Mon Sep 29 19:06:01 CEST 2008

> Victor Stinner schrieb:

(Thanks Victor for moving this to the list. Having a discussion in the
tracker is really painful, I find.)

>> POSIX OS
>> --------
>>
>> The default behaviour should be to use unicode and raise an error if
>> conversion to unicode fails. It should also be possible to use bytes using
>> bytes arguments and optional arguments (for getcwd).
>>
>>  - listdir(unicode) -> unicode and raise an error on invalid filename

I know I keep flipflopping on this one, but the more I think about it
the more I believe it is better to drop those names than to raise an
exception. Otherwise a "naive" program that happens to use
os.listdir() can be rendered completely useless by a single non-UTF-8
filename. Consider the use of os.listdir() by the glob module. If I am
globbing for *.py, why should the presence of a file named b'\xff'
cause it to fail?

Robust programs using os.listdir() should use the bytes->bytes version.

>>  - listdir(bytes) -> bytes
>>  - getcwd() -> unicode
>>  - getcwd(bytes=True) -> bytes
>>  - open(): accept bytes or unicode
>>
>> os.path.*() should accept operations on bytes filenames, but maybe not on
>> bytes+unicode arguments. os.path.join('directory', b'filename'): raise an
>> error (or use *implicit* conversion to bytes)?

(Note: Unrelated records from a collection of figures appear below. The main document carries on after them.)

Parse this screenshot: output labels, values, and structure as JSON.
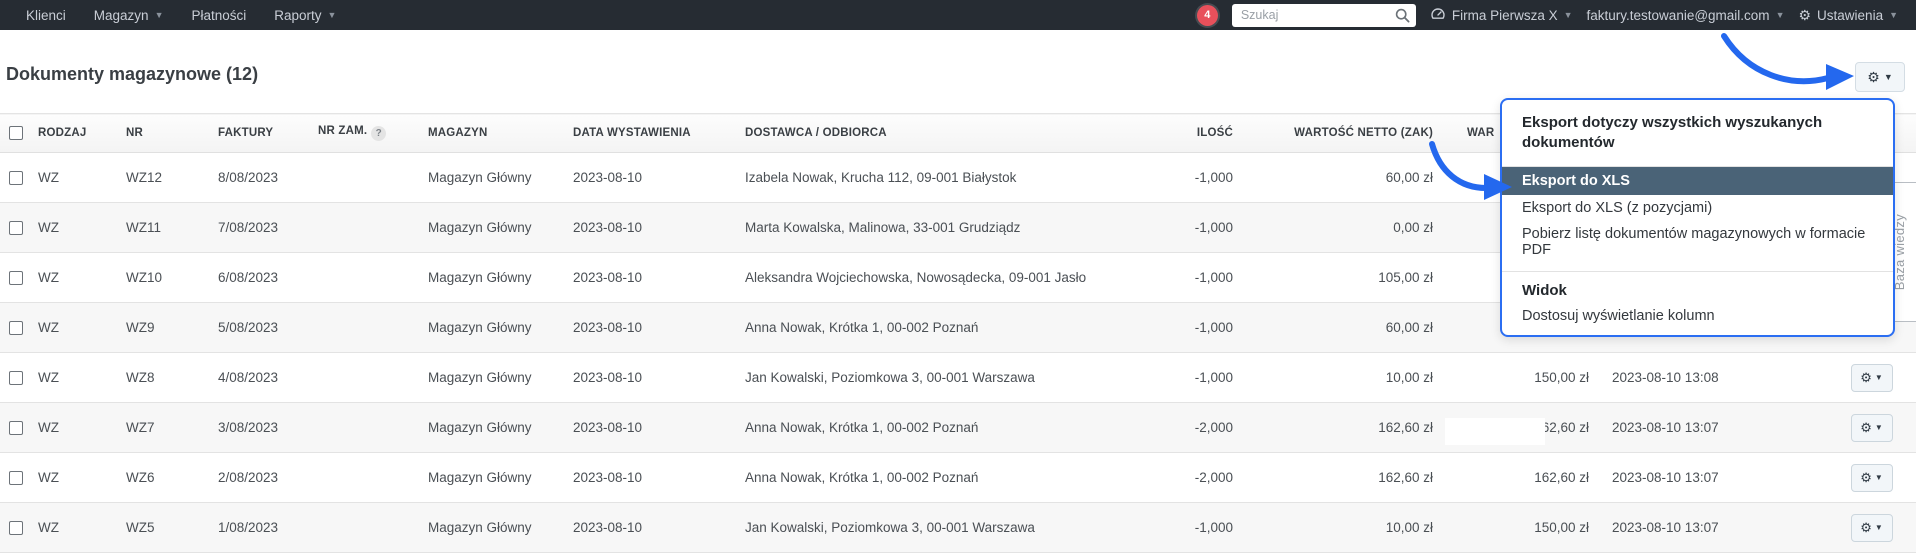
{
  "colors": {
    "navbar_bg": "#262c33",
    "accent_blue": "#2b6ef2",
    "menu_highlight": "#4a6377",
    "badge_red": "#e8505b"
  },
  "navbar": {
    "items": [
      {
        "label": "Klienci",
        "caret": false
      },
      {
        "label": "Magazyn",
        "caret": true
      },
      {
        "label": "Płatności",
        "caret": false
      },
      {
        "label": "Raporty",
        "caret": true
      }
    ],
    "notification_count": "4",
    "search_placeholder": "Szukaj",
    "company": "Firma Pierwsza X",
    "account": "faktury.testowanie@gmail.com",
    "settings_label": "Ustawienia"
  },
  "page": {
    "title": "Dokumenty magazynowe (12)"
  },
  "table": {
    "columns": [
      {
        "label": "RODZAJ"
      },
      {
        "label": "NR"
      },
      {
        "label": "FAKTURY"
      },
      {
        "label": "NR ZAM."
      },
      {
        "label": "MAGAZYN"
      },
      {
        "label": "DATA WYSTAWIENIA"
      },
      {
        "label": "DOSTAWCA / ODBIORCA"
      },
      {
        "label": "ILOŚĆ"
      },
      {
        "label": "WARTOŚĆ NETTO (ZAK)"
      },
      {
        "label": "WAR"
      }
    ],
    "rows": [
      {
        "rodzaj": "WZ",
        "nr": "WZ12",
        "faktury": "8/08/2023",
        "nr_zam": "",
        "magazyn": "Magazyn Główny",
        "data_wystawienia": "2023-08-10",
        "dostawca": "Izabela Nowak, Krucha 112, 09-001 Białystok",
        "ilosc": "-1,000",
        "wartosc_netto_zak": "60,00 zł",
        "wartosc_2": "",
        "utworzono": "",
        "gear": false
      },
      {
        "rodzaj": "WZ",
        "nr": "WZ11",
        "faktury": "7/08/2023",
        "nr_zam": "",
        "magazyn": "Magazyn Główny",
        "data_wystawienia": "2023-08-10",
        "dostawca": "Marta Kowalska, Malinowa, 33-001 Grudziądz",
        "ilosc": "-1,000",
        "wartosc_netto_zak": "0,00 zł",
        "wartosc_2": "",
        "utworzono": "",
        "gear": false
      },
      {
        "rodzaj": "WZ",
        "nr": "WZ10",
        "faktury": "6/08/2023",
        "nr_zam": "",
        "magazyn": "Magazyn Główny",
        "data_wystawienia": "2023-08-10",
        "dostawca": "Aleksandra Wojciechowska, Nowosądecka, 09-001 Jasło",
        "ilosc": "-1,000",
        "wartosc_netto_zak": "105,00 zł",
        "wartosc_2": "",
        "utworzono": "",
        "gear": false
      },
      {
        "rodzaj": "WZ",
        "nr": "WZ9",
        "faktury": "5/08/2023",
        "nr_zam": "",
        "magazyn": "Magazyn Główny",
        "data_wystawienia": "2023-08-10",
        "dostawca": "Anna Nowak, Krótka 1, 00-002 Poznań",
        "ilosc": "-1,000",
        "wartosc_netto_zak": "60,00 zł",
        "wartosc_2": "",
        "utworzono": "",
        "gear": false
      },
      {
        "rodzaj": "WZ",
        "nr": "WZ8",
        "faktury": "4/08/2023",
        "nr_zam": "",
        "magazyn": "Magazyn Główny",
        "data_wystawienia": "2023-08-10",
        "dostawca": "Jan Kowalski, Poziomkowa 3, 00-001 Warszawa",
        "ilosc": "-1,000",
        "wartosc_netto_zak": "10,00 zł",
        "wartosc_2": "150,00 zł",
        "utworzono": "2023-08-10 13:08",
        "gear": true
      },
      {
        "rodzaj": "WZ",
        "nr": "WZ7",
        "faktury": "3/08/2023",
        "nr_zam": "",
        "magazyn": "Magazyn Główny",
        "data_wystawienia": "2023-08-10",
        "dostawca": "Anna Nowak, Krótka 1, 00-002 Poznań",
        "ilosc": "-2,000",
        "wartosc_netto_zak": "162,60 zł",
        "wartosc_2": "62,60 zł",
        "utworzono": "2023-08-10 13:07",
        "gear": true
      },
      {
        "rodzaj": "WZ",
        "nr": "WZ6",
        "faktury": "2/08/2023",
        "nr_zam": "",
        "magazyn": "Magazyn Główny",
        "data_wystawienia": "2023-08-10",
        "dostawca": "Anna Nowak, Krótka 1, 00-002 Poznań",
        "ilosc": "-2,000",
        "wartosc_netto_zak": "162,60 zł",
        "wartosc_2": "162,60 zł",
        "utworzono": "2023-08-10 13:07",
        "gear": true
      },
      {
        "rodzaj": "WZ",
        "nr": "WZ5",
        "faktury": "1/08/2023",
        "nr_zam": "",
        "magazyn": "Magazyn Główny",
        "data_wystawienia": "2023-08-10",
        "dostawca": "Jan Kowalski, Poziomkowa 3, 00-001 Warszawa",
        "ilosc": "-1,000",
        "wartosc_netto_zak": "10,00 zł",
        "wartosc_2": "150,00 zł",
        "utworzono": "2023-08-10 13:07",
        "gear": true
      }
    ]
  },
  "dropdown": {
    "header": "Eksport dotyczy wszystkich wyszukanych dokumentów",
    "items": [
      "Eksport do XLS",
      "Eksport do XLS (z pozycjami)",
      "Pobierz listę dokumentów magazynowych w formacie PDF"
    ],
    "section_title": "Widok",
    "section_item": "Dostosuj wyświetlanie kolumn"
  },
  "side_tab": {
    "label": "Baza wiedzy"
  },
  "help_badge": "?"
}
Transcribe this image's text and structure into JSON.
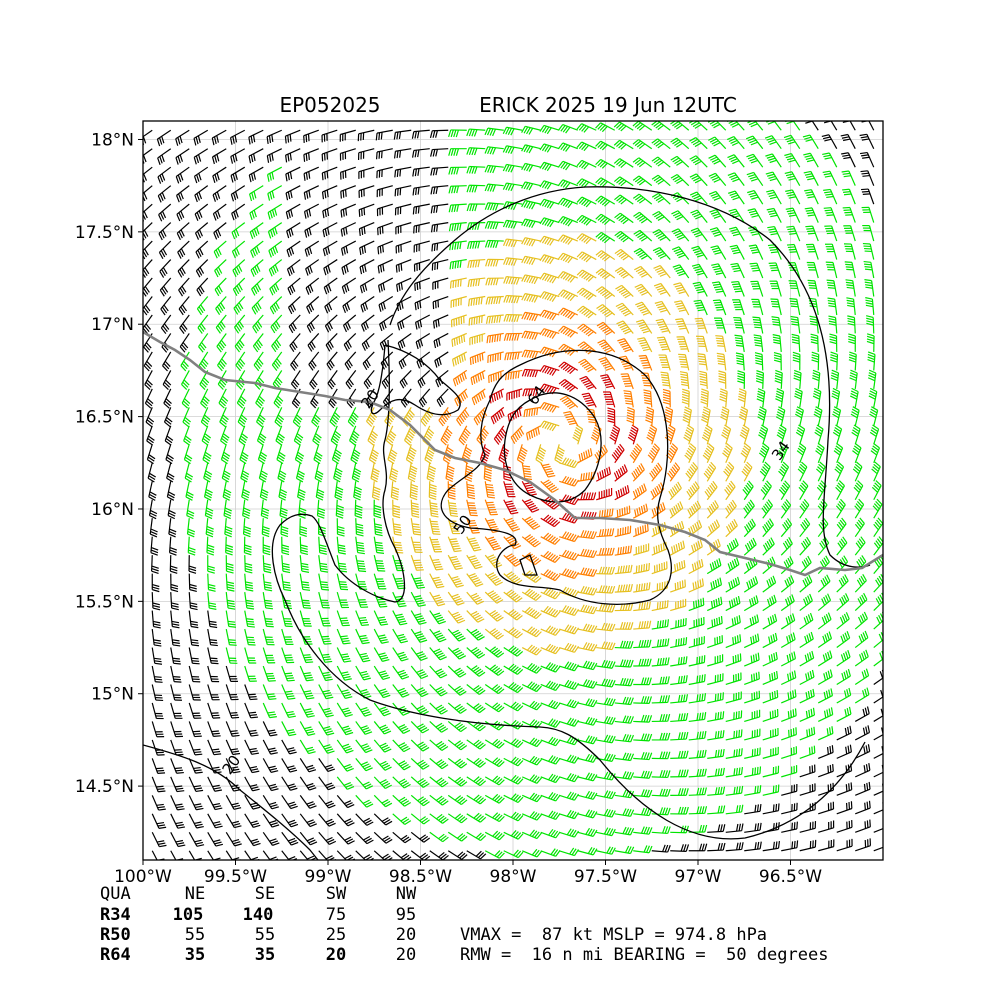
{
  "chart_data": {
    "type": "wind-barb map",
    "title_left": "EP052025",
    "title_right": "ERICK 2025 19 Jun 12UTC",
    "xlim": [
      -100.0,
      -96.0
    ],
    "ylim": [
      14.1,
      18.1
    ],
    "x_ticks": [
      -100,
      -99.5,
      -99,
      -98.5,
      -98,
      -97.5,
      -97,
      -96.5
    ],
    "x_tick_labels": [
      "100°W",
      "99.5°W",
      "99°W",
      "98.5°W",
      "98°W",
      "97.5°W",
      "97°W",
      "96.5°W"
    ],
    "y_ticks": [
      14.5,
      15,
      15.5,
      16,
      16.5,
      17,
      17.5,
      18
    ],
    "y_tick_labels": [
      "14.5°N",
      "15°N",
      "15.5°N",
      "16°N",
      "16.5°N",
      "17°N",
      "17.5°N",
      "18°N"
    ],
    "grid": true,
    "storm_center": {
      "lon": -97.75,
      "lat": 16.35
    },
    "contour_levels": [
      20,
      34,
      50,
      64
    ],
    "contour_labels": [
      {
        "text": "20",
        "lon": -98.75,
        "lat": 16.58
      },
      {
        "text": "20",
        "lon": -99.5,
        "lat": 14.6
      },
      {
        "text": "34",
        "lon": -96.53,
        "lat": 16.3
      },
      {
        "text": "50",
        "lon": -98.25,
        "lat": 15.9
      },
      {
        "text": "64",
        "lon": -97.85,
        "lat": 16.6
      }
    ],
    "speed_colors": {
      "below_34": "#000000",
      "34_to_50": "#00e400",
      "50_to_64": "#e6c020",
      "64_to_83": "#ff7f00",
      "above_83": "#d00000"
    },
    "contour_color": "#000000",
    "coastline_color": "#808080",
    "wind_radii_table": {
      "header": [
        "QUA",
        "NE",
        "SE",
        "SW",
        "NW"
      ],
      "rows": [
        [
          "R34",
          "105",
          "140",
          "75",
          "95"
        ],
        [
          "R50",
          "55",
          "55",
          "25",
          "20"
        ],
        [
          "R64",
          "35",
          "35",
          "20",
          "20"
        ]
      ]
    },
    "summary_line1": "VMAX =  87 kt MSLP = 974.8 hPa",
    "summary_line2": "RMW =  16 n mi BEARING =  50 degrees"
  }
}
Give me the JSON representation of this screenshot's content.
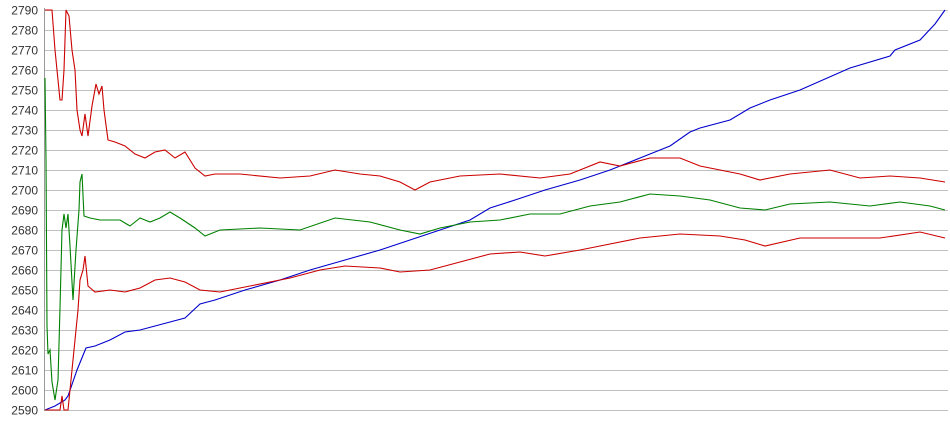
{
  "chart_data": {
    "type": "line",
    "title": "",
    "xlabel": "",
    "ylabel": "",
    "ylim": [
      2590,
      2790
    ],
    "yticks": [
      2590,
      2600,
      2610,
      2620,
      2630,
      2640,
      2650,
      2660,
      2670,
      2680,
      2690,
      2700,
      2710,
      2720,
      2730,
      2740,
      2750,
      2760,
      2770,
      2780,
      2790
    ],
    "xlim": [
      0,
      900
    ],
    "grid": "horizontal",
    "legend": "none",
    "series": [
      {
        "color": "#0000cc",
        "points": [
          [
            0,
            2590
          ],
          [
            10,
            2592
          ],
          [
            20,
            2595
          ],
          [
            23,
            2597
          ],
          [
            32,
            2610
          ],
          [
            41,
            2621
          ],
          [
            50,
            2622
          ],
          [
            65,
            2625
          ],
          [
            80,
            2629
          ],
          [
            95,
            2630
          ],
          [
            110,
            2632
          ],
          [
            125,
            2634
          ],
          [
            140,
            2636
          ],
          [
            155,
            2643
          ],
          [
            170,
            2645
          ],
          [
            200,
            2650
          ],
          [
            235,
            2655
          ],
          [
            265,
            2660
          ],
          [
            300,
            2665
          ],
          [
            335,
            2670
          ],
          [
            365,
            2675
          ],
          [
            395,
            2680
          ],
          [
            425,
            2685
          ],
          [
            445,
            2691
          ],
          [
            470,
            2695
          ],
          [
            500,
            2700
          ],
          [
            535,
            2705
          ],
          [
            565,
            2710
          ],
          [
            595,
            2716
          ],
          [
            625,
            2722
          ],
          [
            645,
            2729
          ],
          [
            655,
            2731
          ],
          [
            685,
            2735
          ],
          [
            705,
            2741
          ],
          [
            725,
            2745
          ],
          [
            755,
            2750
          ],
          [
            805,
            2761
          ],
          [
            845,
            2767
          ],
          [
            850,
            2770
          ],
          [
            875,
            2775
          ],
          [
            890,
            2783
          ],
          [
            900,
            2790
          ]
        ]
      },
      {
        "color": "#cc0000",
        "points": [
          [
            0,
            2790
          ],
          [
            7,
            2790
          ],
          [
            10,
            2770
          ],
          [
            12,
            2760
          ],
          [
            15,
            2745
          ],
          [
            17,
            2745
          ],
          [
            19,
            2760
          ],
          [
            21,
            2790
          ],
          [
            24,
            2787
          ],
          [
            27,
            2770
          ],
          [
            30,
            2760
          ],
          [
            32,
            2740
          ],
          [
            35,
            2730
          ],
          [
            37,
            2727
          ],
          [
            40,
            2738
          ],
          [
            43,
            2727
          ],
          [
            47,
            2742
          ],
          [
            51,
            2753
          ],
          [
            54,
            2748
          ],
          [
            57,
            2752
          ],
          [
            59,
            2740
          ],
          [
            63,
            2725
          ],
          [
            70,
            2724
          ],
          [
            80,
            2722
          ],
          [
            90,
            2718
          ],
          [
            100,
            2716
          ],
          [
            110,
            2719
          ],
          [
            120,
            2720
          ],
          [
            130,
            2716
          ],
          [
            140,
            2719
          ],
          [
            150,
            2711
          ],
          [
            160,
            2707
          ],
          [
            170,
            2708
          ],
          [
            195,
            2708
          ],
          [
            235,
            2706
          ],
          [
            265,
            2707
          ],
          [
            290,
            2710
          ],
          [
            315,
            2708
          ],
          [
            335,
            2707
          ],
          [
            355,
            2704
          ],
          [
            370,
            2700
          ],
          [
            385,
            2704
          ],
          [
            415,
            2707
          ],
          [
            455,
            2708
          ],
          [
            495,
            2706
          ],
          [
            525,
            2708
          ],
          [
            555,
            2714
          ],
          [
            575,
            2712
          ],
          [
            605,
            2716
          ],
          [
            635,
            2716
          ],
          [
            655,
            2712
          ],
          [
            695,
            2708
          ],
          [
            715,
            2705
          ],
          [
            745,
            2708
          ],
          [
            785,
            2710
          ],
          [
            815,
            2706
          ],
          [
            845,
            2707
          ],
          [
            875,
            2706
          ],
          [
            900,
            2704
          ]
        ]
      },
      {
        "color": "#008000",
        "points": [
          [
            0,
            2756
          ],
          [
            1,
            2715
          ],
          [
            2,
            2632
          ],
          [
            3,
            2618
          ],
          [
            5,
            2620
          ],
          [
            7,
            2604
          ],
          [
            10,
            2595
          ],
          [
            13,
            2605
          ],
          [
            15,
            2641
          ],
          [
            17,
            2680
          ],
          [
            19,
            2688
          ],
          [
            21,
            2681
          ],
          [
            23,
            2688
          ],
          [
            25,
            2672
          ],
          [
            28,
            2645
          ],
          [
            31,
            2670
          ],
          [
            34,
            2690
          ],
          [
            35,
            2704
          ],
          [
            37,
            2708
          ],
          [
            39,
            2687
          ],
          [
            45,
            2686
          ],
          [
            55,
            2685
          ],
          [
            65,
            2685
          ],
          [
            75,
            2685
          ],
          [
            85,
            2682
          ],
          [
            95,
            2686
          ],
          [
            105,
            2684
          ],
          [
            115,
            2686
          ],
          [
            125,
            2689
          ],
          [
            135,
            2686
          ],
          [
            150,
            2681
          ],
          [
            160,
            2677
          ],
          [
            175,
            2680
          ],
          [
            215,
            2681
          ],
          [
            255,
            2680
          ],
          [
            290,
            2686
          ],
          [
            325,
            2684
          ],
          [
            355,
            2680
          ],
          [
            375,
            2678
          ],
          [
            395,
            2681
          ],
          [
            425,
            2684
          ],
          [
            455,
            2685
          ],
          [
            485,
            2688
          ],
          [
            515,
            2688
          ],
          [
            545,
            2692
          ],
          [
            575,
            2694
          ],
          [
            605,
            2698
          ],
          [
            635,
            2697
          ],
          [
            665,
            2695
          ],
          [
            695,
            2691
          ],
          [
            720,
            2690
          ],
          [
            745,
            2693
          ],
          [
            785,
            2694
          ],
          [
            825,
            2692
          ],
          [
            855,
            2694
          ],
          [
            885,
            2692
          ],
          [
            900,
            2690
          ]
        ]
      },
      {
        "color": "#cc0000",
        "points": [
          [
            0,
            2590
          ],
          [
            15,
            2590
          ],
          [
            17,
            2597
          ],
          [
            19,
            2590
          ],
          [
            23,
            2590
          ],
          [
            25,
            2600
          ],
          [
            29,
            2620
          ],
          [
            33,
            2640
          ],
          [
            35,
            2655
          ],
          [
            38,
            2660
          ],
          [
            40,
            2667
          ],
          [
            43,
            2652
          ],
          [
            50,
            2649
          ],
          [
            65,
            2650
          ],
          [
            80,
            2649
          ],
          [
            95,
            2651
          ],
          [
            110,
            2655
          ],
          [
            125,
            2656
          ],
          [
            140,
            2654
          ],
          [
            155,
            2650
          ],
          [
            175,
            2649
          ],
          [
            205,
            2652
          ],
          [
            245,
            2656
          ],
          [
            275,
            2660
          ],
          [
            300,
            2662
          ],
          [
            335,
            2661
          ],
          [
            355,
            2659
          ],
          [
            385,
            2660
          ],
          [
            415,
            2664
          ],
          [
            445,
            2668
          ],
          [
            475,
            2669
          ],
          [
            500,
            2667
          ],
          [
            535,
            2670
          ],
          [
            555,
            2672
          ],
          [
            595,
            2676
          ],
          [
            635,
            2678
          ],
          [
            675,
            2677
          ],
          [
            700,
            2675
          ],
          [
            720,
            2672
          ],
          [
            755,
            2676
          ],
          [
            795,
            2676
          ],
          [
            835,
            2676
          ],
          [
            875,
            2679
          ],
          [
            900,
            2676
          ]
        ]
      }
    ]
  }
}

(Yeah, it should be all bytes or all strings.)

On Mon, Sep 29, 2008 at 9:45 AM, Georg Brandl <g.brandl at gmx.net> wrote:

> This approach (changing all path-handling functions to accept either bytes
> or string, but not both) is doomed in my eyes. First, there are lots of them,
> second, they are not only in os.path but in many modules and also in user
> code, and third, I see no clean way of implementing them in the specified way.
> (Just try to do it with os.path.join as an example; I couldn't find the
> good way to write it, only the bad and the ugly...)

It doesn't have to be supported for all operations -- just enough to
be able to access all the system calls. and do the most basic pathname
manipulations (split and join -- almost everything else can be built
out of those).

> If I had to choose, I'd still argue for the modified UTF-8 as filesystem
> encoding (if it were UTF-8 otherwise), despite possible surprises when a
> such-encoded filename escapes from Python.

I'm having a hard time finding info about UTF-8b. Does anyone have a
decent link?

I noticed that OSX has a different approach yet. I believe it insists
on valid UTF-8 filenames. It may even require some normalization but I
don't know if the kernel enforces this. I tried to create a file named
b'\xff' and it came out as %ff. Then "rm %ff" worked. So I think it
may be replacing all bad UTF8 sequences with their % encoding.

The "set filesystem encoding to be Latin-1" approach has a certain
charm as well, but clearly would be a mistake on OSX, and probably on
other systems too (whenever the user doesn't think in Latin-1).

-- 
--Guido van Rossum (home page: http://www.python.org/~guido/)